Favourable macroeconomic environment for auto sector – Analyst

0

KUCHING: The overall macroeconomic environment remains favourable for the automobile sector this year, helped by a 6.1 per cent forecast rise in consumer spending, 5.4 per cent gross domestic product growth, low borrowing costs and a strong pipeline of attractive new models.

That being said, the sector’s industry growth is still being inhibited by the high absolute prices of cars in general and high household debt ratios.

RHB Research Institute Sdn Bhd (RHB Research) analyst Alexander Chia noted yesterday that data from the Malaysian Automotive Association (MAA) suggested that industry sales were progressing as expected with year to date sales up 17.8 per cent year on year (y-o-y) to 100,042 units.

“The sales performance and anecdotal evidence suggest a robust undertone for consumer spending, especially in the mid to high end of the market spectrum.

“The pipeline for new model launches remains healthy and we count 24 launches of new and facelift vehicle variants in the first quarter of 2013 (1Q13),” he said while revealing RHB Research’s total industry volume 2013 forecast as 637,000 units, up 1.5 per cent y-o-y.

Chia opined that the dearth of all-new models from the national manufacturers and increasingly competitive pricing strategies adopted by some non-national players meant that Proton’s and Perodua’s market shares would continue to be under
pressure.

In addition, while the increasing affluence of national car owners resulted in many ‘trading up’ to more expensive non-national alternatives, the lower end of the market continued to be squeezed by stricter hurdles to qualify for financing, he said.

Meanwhile, the yen had depreciated 13.7 per cent against the ringgit since the start of the year and RHB Research had accordingly revised its average 2013 and 2014 ringgit to 100 yen assumption to RM2.96 and RM2.77 (from RM3.30 and RM3.20) respectively.

Chia stated that sustained weakness in the yen would benefit Tan Chong Motor Holdings Bhd (Tan Ching Motor) while both MBM Resources Bhd and UMW Holdings Bhd would also benefit through their associate stakes in Perodua.

Chia remained “wary of a potential sales blip in the coming months that could be sparked off by the impending general election” with the risk being that “potential buyers could adopt a wait-and see stance that would disrupt the recent positive sales trends.”

“While the strategic thrust of the forthcoming new National Automotive Policy has been well-signalled to the market, its stance on the automotive duty structure going forward is unclear.”

He pointed out that the new and used car markets had a symbiotic relationship and a reduction in new vehicle prices would not necessarily result in higher vehicle sales; residual values of used vehicles would be affected by the lower new car prices.

With the equity value in used vehicle residuals typically being a significant component of the down payment for a new vehicle, a sharp contraction in used car residuals would leave some car buyers in the position where they would be unable to fully fund the new vehicle of their choice.

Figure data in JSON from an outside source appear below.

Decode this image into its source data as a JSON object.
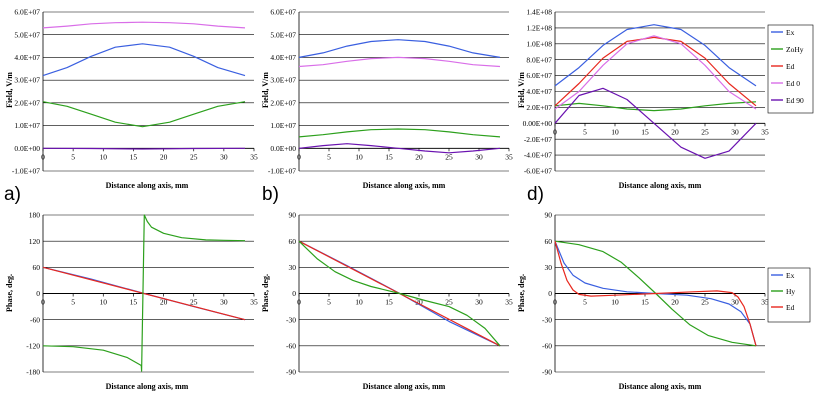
{
  "panel_letters": [
    "a)",
    "b)",
    "d)"
  ],
  "colors": {
    "blue": "#3a5fe0",
    "green": "#2ca01c",
    "red": "#e8281e",
    "violet": "#d96ee8",
    "purple": "#6a12b0",
    "grid": "#000000"
  },
  "chart_data": [
    {
      "type": "line",
      "id": "amp-a",
      "xlabel": "Distance along axis, mm",
      "ylabel": "Field, V/m",
      "xlim": [
        0,
        35
      ],
      "xticks": [
        0,
        5,
        10,
        15,
        20,
        25,
        30,
        35
      ],
      "xticklabels": [
        "0",
        "5",
        "10",
        "15",
        "20",
        "25",
        "30",
        "35"
      ],
      "ylim": [
        -10000000,
        60000000
      ],
      "yticks": [
        -10000000,
        0,
        10000000,
        20000000,
        30000000,
        40000000,
        50000000,
        60000000
      ],
      "yticklabels": [
        "-1.0E+07",
        "0.0E+00",
        "1.0E+07",
        "2.0E+07",
        "3.0E+07",
        "4.0E+07",
        "5.0E+07",
        "6.0E+07"
      ],
      "series": [
        {
          "name": "Ex",
          "color": "blue",
          "x": [
            0,
            4,
            8,
            12,
            16.5,
            21,
            25,
            29,
            33.5
          ],
          "y": [
            32000000,
            35500000,
            40500000,
            44500000,
            46000000,
            44500000,
            40500000,
            35500000,
            32000000
          ]
        },
        {
          "name": "ZoHy",
          "color": "green",
          "x": [
            0,
            4,
            8,
            12,
            16.5,
            21,
            25,
            29,
            33.5
          ],
          "y": [
            20500000,
            18500000,
            15000000,
            11500000,
            9500000,
            11500000,
            15000000,
            18500000,
            20500000
          ]
        },
        {
          "name": "Ed 0",
          "color": "violet",
          "x": [
            0,
            4,
            8,
            12,
            16.5,
            21,
            25,
            29,
            33.5
          ],
          "y": [
            53000000,
            53800000,
            54800000,
            55300000,
            55500000,
            55300000,
            54800000,
            53800000,
            53000000
          ]
        },
        {
          "name": "Ed 90",
          "color": "purple",
          "x": [
            0,
            8,
            16.5,
            25,
            33.5
          ],
          "y": [
            0,
            -100000,
            -300000,
            -100000,
            0
          ]
        }
      ]
    },
    {
      "type": "line",
      "id": "amp-b",
      "xlabel": "Distance along axis, mm",
      "ylabel": "Field, V/m",
      "xlim": [
        0,
        35
      ],
      "xticks": [
        0,
        5,
        10,
        15,
        20,
        25,
        30,
        35
      ],
      "xticklabels": [
        "0",
        "5",
        "10",
        "15",
        "20",
        "25",
        "30",
        "35"
      ],
      "ylim": [
        -10000000,
        60000000
      ],
      "yticks": [
        -10000000,
        0,
        10000000,
        20000000,
        30000000,
        40000000,
        50000000,
        60000000
      ],
      "yticklabels": [
        "-1.0E+07",
        "0.0E+00",
        "1.0E+07",
        "2.0E+07",
        "3.0E+07",
        "4.0E+07",
        "5.0E+07",
        "6.0E+07"
      ],
      "series": [
        {
          "name": "Ex",
          "color": "blue",
          "x": [
            0,
            4,
            8,
            12,
            16.5,
            21,
            25,
            29,
            33.5
          ],
          "y": [
            40000000,
            42000000,
            45000000,
            47000000,
            47800000,
            47000000,
            45000000,
            42000000,
            40000000
          ]
        },
        {
          "name": "Ed 0",
          "color": "violet",
          "x": [
            0,
            4,
            8,
            12,
            16.5,
            21,
            25,
            29,
            33.5
          ],
          "y": [
            36000000,
            36800000,
            38300000,
            39500000,
            40000000,
            39500000,
            38300000,
            36800000,
            36000000
          ]
        },
        {
          "name": "ZoHy",
          "color": "green",
          "x": [
            0,
            4,
            8,
            12,
            16.5,
            21,
            25,
            29,
            33.5
          ],
          "y": [
            5000000,
            6000000,
            7200000,
            8200000,
            8500000,
            8200000,
            7200000,
            6000000,
            5000000
          ]
        },
        {
          "name": "Ed 90",
          "color": "purple",
          "x": [
            0,
            4,
            8,
            12,
            16.5,
            21,
            25,
            29,
            33.5
          ],
          "y": [
            0,
            1200000,
            2000000,
            1200000,
            0,
            -1200000,
            -2000000,
            -1200000,
            0
          ]
        }
      ]
    },
    {
      "type": "line",
      "id": "amp-d",
      "xlabel": "Distance along axis, mm",
      "ylabel": "Field, V/m",
      "xlim": [
        0,
        35
      ],
      "xticks": [
        0,
        5,
        10,
        15,
        20,
        25,
        30,
        35
      ],
      "xticklabels": [
        "0",
        "5",
        "10",
        "15",
        "20",
        "25",
        "30",
        "35"
      ],
      "ylim": [
        -60000000,
        140000000
      ],
      "yticks": [
        -60000000,
        -40000000,
        -20000000,
        0,
        20000000,
        40000000,
        60000000,
        80000000,
        100000000,
        120000000,
        140000000
      ],
      "yticklabels": [
        "-6.0E+07",
        "-4.0E+07",
        "-2.0E+07",
        "0.00E+00",
        "2.0E+07",
        "4.0E+07",
        "6.0E+07",
        "8.0E+07",
        "1.0E+08",
        "1.2E+08",
        "1.4E+08"
      ],
      "legend": [
        "Ex",
        "ZoHy",
        "Ed",
        "Ed 0",
        "Ed 90"
      ],
      "series": [
        {
          "name": "Ex",
          "color": "blue",
          "x": [
            0,
            4,
            8,
            12,
            16.5,
            21,
            25,
            29,
            33.5
          ],
          "y": [
            47000000,
            70000000,
            98000000,
            118000000,
            124000000,
            118000000,
            98000000,
            70000000,
            47000000
          ]
        },
        {
          "name": "ZoHy",
          "color": "green",
          "x": [
            0,
            4,
            8,
            12,
            16.5,
            21,
            25,
            29,
            33.5
          ],
          "y": [
            22000000,
            25000000,
            22000000,
            18000000,
            16000000,
            18000000,
            22000000,
            25000000,
            27000000
          ]
        },
        {
          "name": "Ed",
          "color": "red",
          "x": [
            0,
            4,
            8,
            12,
            16.5,
            21,
            25,
            29,
            33.5
          ],
          "y": [
            22000000,
            50000000,
            82000000,
            103000000,
            108000000,
            103000000,
            82000000,
            50000000,
            22000000
          ]
        },
        {
          "name": "Ed 0",
          "color": "violet",
          "x": [
            0,
            4,
            8,
            12,
            16.5,
            21,
            25,
            29,
            33.5
          ],
          "y": [
            18000000,
            40000000,
            73000000,
            100000000,
            110000000,
            100000000,
            73000000,
            40000000,
            18000000
          ]
        },
        {
          "name": "Ed 90",
          "color": "purple",
          "x": [
            0,
            4,
            8,
            12,
            16.5,
            21,
            25,
            29,
            33.5
          ],
          "y": [
            0,
            35000000,
            44000000,
            30000000,
            0,
            -30000000,
            -44000000,
            -35000000,
            0
          ]
        }
      ]
    },
    {
      "type": "line",
      "id": "phase-a",
      "xlabel": "Distance along axis, mm",
      "ylabel": "Phase, deg.",
      "xlim": [
        0,
        35
      ],
      "xticks": [
        0,
        5,
        10,
        15,
        20,
        25,
        30,
        35
      ],
      "xticklabels": [
        "0",
        "5",
        "10",
        "15",
        "20",
        "25",
        "30",
        "35"
      ],
      "ylim": [
        -180,
        180
      ],
      "yticks": [
        -180,
        -120,
        -60,
        0,
        60,
        120,
        180
      ],
      "yticklabels": [
        "-180",
        "-120",
        "-60",
        "0",
        "60",
        "120",
        "180"
      ],
      "series": [
        {
          "name": "Ex",
          "color": "blue",
          "x": [
            0,
            8,
            16.8,
            25,
            33.5
          ],
          "y": [
            60,
            33,
            0,
            -30,
            -60
          ]
        },
        {
          "name": "Ed",
          "color": "red",
          "x": [
            0,
            33.5
          ],
          "y": [
            60,
            -60
          ]
        },
        {
          "name": "Hy",
          "color": "green",
          "x": [
            0,
            5,
            10,
            14,
            16.3,
            16.35,
            16.8,
            17.3,
            18,
            20,
            23,
            27,
            30,
            33.5
          ],
          "y": [
            -120,
            -122,
            -130,
            -147,
            -165,
            -178,
            180,
            165,
            152,
            138,
            128,
            123,
            122,
            121
          ]
        }
      ]
    },
    {
      "type": "line",
      "id": "phase-b",
      "xlabel": "Distance along axis, mm",
      "ylabel": "Phase, deg.",
      "xlim": [
        0,
        35
      ],
      "xticks": [
        0,
        5,
        10,
        15,
        20,
        25,
        30,
        35
      ],
      "xticklabels": [
        "0",
        "5",
        "10",
        "15",
        "20",
        "25",
        "30",
        "35"
      ],
      "ylim": [
        -90,
        90
      ],
      "yticks": [
        -90,
        -60,
        -30,
        0,
        30,
        60,
        90
      ],
      "yticklabels": [
        "-90",
        "-60",
        "-30",
        "0",
        "30",
        "60",
        "90"
      ],
      "series": [
        {
          "name": "Ex",
          "color": "blue",
          "x": [
            0,
            8,
            16.8,
            25,
            33.5
          ],
          "y": [
            60,
            32,
            0,
            -32,
            -60
          ]
        },
        {
          "name": "Ed",
          "color": "red",
          "x": [
            0,
            33.5
          ],
          "y": [
            60,
            -60
          ]
        },
        {
          "name": "Hy",
          "color": "green",
          "x": [
            0,
            3,
            6,
            9,
            12,
            16.8,
            21,
            25,
            28,
            31,
            33.5
          ],
          "y": [
            60,
            40,
            25,
            15,
            8,
            0,
            -8,
            -15,
            -25,
            -40,
            -60
          ]
        }
      ]
    },
    {
      "type": "line",
      "id": "phase-d",
      "xlabel": "Distance along axis, mm",
      "ylabel": "Phase, deg.",
      "xlim": [
        0,
        35
      ],
      "xticks": [
        0,
        5,
        10,
        15,
        20,
        25,
        30,
        35
      ],
      "xticklabels": [
        "0",
        "5",
        "10",
        "15",
        "20",
        "25",
        "30",
        "35"
      ],
      "ylim": [
        -90,
        90
      ],
      "yticks": [
        -90,
        -60,
        -30,
        0,
        30,
        60,
        90
      ],
      "yticklabels": [
        "-90",
        "-60",
        "-30",
        "0",
        "30",
        "60",
        "90"
      ],
      "legend": [
        "Ex",
        "Hy",
        "Ed"
      ],
      "series": [
        {
          "name": "Ex",
          "color": "blue",
          "x": [
            0,
            1.5,
            3,
            5,
            8,
            12,
            16.8,
            22,
            26,
            29,
            31,
            32.5,
            33.5
          ],
          "y": [
            60,
            35,
            21,
            12,
            6,
            2,
            0,
            -2,
            -6,
            -12,
            -21,
            -35,
            -60
          ]
        },
        {
          "name": "Hy",
          "color": "green",
          "x": [
            0,
            4,
            8,
            11,
            14,
            16.8,
            19.5,
            22.5,
            25.5,
            29.5,
            33.5
          ],
          "y": [
            60,
            56,
            48,
            36,
            18,
            0,
            -18,
            -36,
            -48,
            -56,
            -60
          ]
        },
        {
          "name": "Ed",
          "color": "red",
          "x": [
            0,
            1,
            2,
            3,
            4,
            6,
            10,
            16.8,
            23,
            27,
            29.5,
            30.5,
            31.5,
            32.5,
            33.5
          ],
          "y": [
            60,
            35,
            15,
            4,
            -1,
            -3,
            -2,
            0,
            2,
            3,
            1,
            -4,
            -15,
            -35,
            -60
          ]
        }
      ]
    }
  ]
}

“The issue is compounded by the extended hire purchase financing period of up to nine years.

“A contraction in used car residuals could leave many borrowers, especially those in the lower income segment, in a negative equity position, where the old vehicle is worth less than the amount of the outstanding loan.

“Accordingly, we continue to view potential regulatory change as a significant risk for the sector going forward,” Chia stated while revealing Tan Chong Motor and DRB-Hicom Bhd as RHB Research’s top stock picks in the sector.